En outre, un fonds de développement régional et un fonds d’investissement ont été créés, chacun doté de 80 millions de dinars, et le recrutement de 1 000 agents par une société environnementale, de plantation et de jardinage a été organisé. Les représentants d’El Kamour ont alors obtenu du gouvernement l’embauche de 125 personnes par les compagnies pétrolières et l’attribution de 2,2 millions de dinars, destinée à financer des projets pour les jeunes à Tataouine. Enfin, 1,2 million de dinars ont été alloués à des associations de développement, 2,6 millions aux communes du gouvernorat et 1,2 million à l’Union sportive de Tataouine.
Dans ce contexte, Mechichi a annoncé que l’approche adoptée pour résoudre la «crise d’El Kamour», fondée sur le dialogue et la restauration de la confiance, serait adoptée dans toutes les autres régions tunisiennes et, en particulier, dans celles qui se plaignent d’un déficit de développement. Cependant, cela ne s’est pas produit immédiatement, ce qui a incité la population à réagir. À la suite de ce qui s’est passé à Tataouine, selon al-Araby al-Jadeed, des manifestants à Al-Dulab ont pris d’assaut le siège d’une compagnie pétrolière dans le gouvernorat de Kasserine, pour arrêter la pompe, annonçant que leur les manifestations se poursuivront jusqu’à ce qu’ils reçoivent des garanties de Tunis concernant le développement et l’emploi.

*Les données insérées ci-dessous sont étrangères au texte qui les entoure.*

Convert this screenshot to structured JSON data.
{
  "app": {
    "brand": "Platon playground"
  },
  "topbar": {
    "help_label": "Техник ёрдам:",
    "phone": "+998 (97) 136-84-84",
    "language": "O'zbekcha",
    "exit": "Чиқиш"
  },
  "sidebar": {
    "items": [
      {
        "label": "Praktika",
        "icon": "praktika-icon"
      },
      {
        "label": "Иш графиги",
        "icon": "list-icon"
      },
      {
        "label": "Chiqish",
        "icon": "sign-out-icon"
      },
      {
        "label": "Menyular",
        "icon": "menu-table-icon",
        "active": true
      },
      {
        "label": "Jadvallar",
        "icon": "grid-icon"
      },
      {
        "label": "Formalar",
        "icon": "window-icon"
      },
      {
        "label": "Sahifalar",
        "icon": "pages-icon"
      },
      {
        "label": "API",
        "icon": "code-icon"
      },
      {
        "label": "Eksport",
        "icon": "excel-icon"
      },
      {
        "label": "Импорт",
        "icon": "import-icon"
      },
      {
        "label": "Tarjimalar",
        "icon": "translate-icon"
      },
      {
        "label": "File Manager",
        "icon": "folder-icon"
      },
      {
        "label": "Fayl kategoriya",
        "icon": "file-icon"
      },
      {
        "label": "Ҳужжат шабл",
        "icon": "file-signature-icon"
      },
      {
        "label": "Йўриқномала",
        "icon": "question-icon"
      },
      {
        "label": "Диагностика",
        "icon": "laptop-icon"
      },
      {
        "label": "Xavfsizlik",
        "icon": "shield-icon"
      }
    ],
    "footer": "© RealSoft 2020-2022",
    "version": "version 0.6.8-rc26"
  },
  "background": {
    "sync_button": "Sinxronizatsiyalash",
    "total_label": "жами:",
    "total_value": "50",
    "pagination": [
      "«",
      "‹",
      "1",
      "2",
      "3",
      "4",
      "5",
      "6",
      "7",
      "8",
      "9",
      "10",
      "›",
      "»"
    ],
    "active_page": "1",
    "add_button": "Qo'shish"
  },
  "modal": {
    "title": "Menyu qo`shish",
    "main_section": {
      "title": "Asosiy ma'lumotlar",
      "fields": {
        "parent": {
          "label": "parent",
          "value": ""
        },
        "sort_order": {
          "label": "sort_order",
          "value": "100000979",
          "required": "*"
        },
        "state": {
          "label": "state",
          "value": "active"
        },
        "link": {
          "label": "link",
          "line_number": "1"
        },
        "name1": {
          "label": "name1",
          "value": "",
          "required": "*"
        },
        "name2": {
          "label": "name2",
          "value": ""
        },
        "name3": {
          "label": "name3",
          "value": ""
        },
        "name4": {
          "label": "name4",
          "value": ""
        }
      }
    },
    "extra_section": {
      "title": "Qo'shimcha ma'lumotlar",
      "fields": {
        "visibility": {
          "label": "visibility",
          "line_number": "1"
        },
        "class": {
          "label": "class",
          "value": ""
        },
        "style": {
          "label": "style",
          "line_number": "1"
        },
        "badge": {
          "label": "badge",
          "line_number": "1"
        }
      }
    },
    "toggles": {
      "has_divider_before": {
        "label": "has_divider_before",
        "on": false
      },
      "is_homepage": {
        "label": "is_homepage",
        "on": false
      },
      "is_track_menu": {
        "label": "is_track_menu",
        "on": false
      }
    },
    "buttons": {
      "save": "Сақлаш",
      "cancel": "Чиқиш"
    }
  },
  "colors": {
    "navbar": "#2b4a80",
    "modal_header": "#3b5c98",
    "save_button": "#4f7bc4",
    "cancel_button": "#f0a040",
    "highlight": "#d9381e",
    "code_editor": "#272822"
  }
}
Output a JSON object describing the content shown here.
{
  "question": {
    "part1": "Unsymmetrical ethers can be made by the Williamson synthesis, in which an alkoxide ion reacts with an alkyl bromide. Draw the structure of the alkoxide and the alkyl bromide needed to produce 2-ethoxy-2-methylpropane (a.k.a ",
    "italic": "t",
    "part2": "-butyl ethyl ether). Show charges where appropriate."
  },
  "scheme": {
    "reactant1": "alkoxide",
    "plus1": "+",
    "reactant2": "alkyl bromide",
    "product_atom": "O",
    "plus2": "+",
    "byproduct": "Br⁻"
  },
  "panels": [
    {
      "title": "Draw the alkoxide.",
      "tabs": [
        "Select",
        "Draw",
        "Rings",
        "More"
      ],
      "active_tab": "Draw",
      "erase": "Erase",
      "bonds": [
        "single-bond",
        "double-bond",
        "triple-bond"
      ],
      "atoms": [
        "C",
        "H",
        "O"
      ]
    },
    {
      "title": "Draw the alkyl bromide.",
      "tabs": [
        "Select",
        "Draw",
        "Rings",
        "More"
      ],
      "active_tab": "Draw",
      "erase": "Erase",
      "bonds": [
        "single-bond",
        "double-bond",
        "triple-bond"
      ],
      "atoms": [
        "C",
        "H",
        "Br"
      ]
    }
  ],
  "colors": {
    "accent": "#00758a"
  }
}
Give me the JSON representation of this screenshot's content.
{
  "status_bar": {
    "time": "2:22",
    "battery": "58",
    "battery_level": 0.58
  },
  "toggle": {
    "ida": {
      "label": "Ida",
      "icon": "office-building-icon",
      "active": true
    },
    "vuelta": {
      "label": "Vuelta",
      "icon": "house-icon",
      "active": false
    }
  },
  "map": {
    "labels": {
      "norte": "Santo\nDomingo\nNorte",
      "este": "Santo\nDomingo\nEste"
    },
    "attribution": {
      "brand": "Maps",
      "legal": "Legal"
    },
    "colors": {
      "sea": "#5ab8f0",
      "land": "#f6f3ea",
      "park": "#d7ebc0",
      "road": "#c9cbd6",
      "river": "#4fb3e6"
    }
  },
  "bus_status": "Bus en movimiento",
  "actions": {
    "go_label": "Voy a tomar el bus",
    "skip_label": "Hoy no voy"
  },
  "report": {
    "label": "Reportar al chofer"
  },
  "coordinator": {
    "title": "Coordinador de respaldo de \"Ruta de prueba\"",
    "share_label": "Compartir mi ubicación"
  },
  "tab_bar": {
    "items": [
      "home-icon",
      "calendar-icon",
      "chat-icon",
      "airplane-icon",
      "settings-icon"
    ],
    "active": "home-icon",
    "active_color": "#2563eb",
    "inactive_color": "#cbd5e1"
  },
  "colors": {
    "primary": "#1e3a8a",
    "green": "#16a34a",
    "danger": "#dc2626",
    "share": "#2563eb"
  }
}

Avant les manifestations de ces derniers mois, une autre vague de mobilisation a commencé le 9 juillet, lorsque des dizaines de manifestants ont campé dans le désert près du site d’El Kamour. Des troubles intenses ont principalement touché le sud du pays, qui est l’une des régions les plus marginalisées, accablé par des niveaux de chômage supérieurs à la moyenne, des infrastructures inadéquates et des entreprises privées inexistantes. Selon un chercheur en sociologie, Mahdi Mabrouk, les manifestations en Tunisie sont le résultat d’une colère accumulée depuis environ 10 ans, car, malgré la succession d’au moins huit gouvernements, les crises persistantes n’ont pas été gérées de manière adéquate.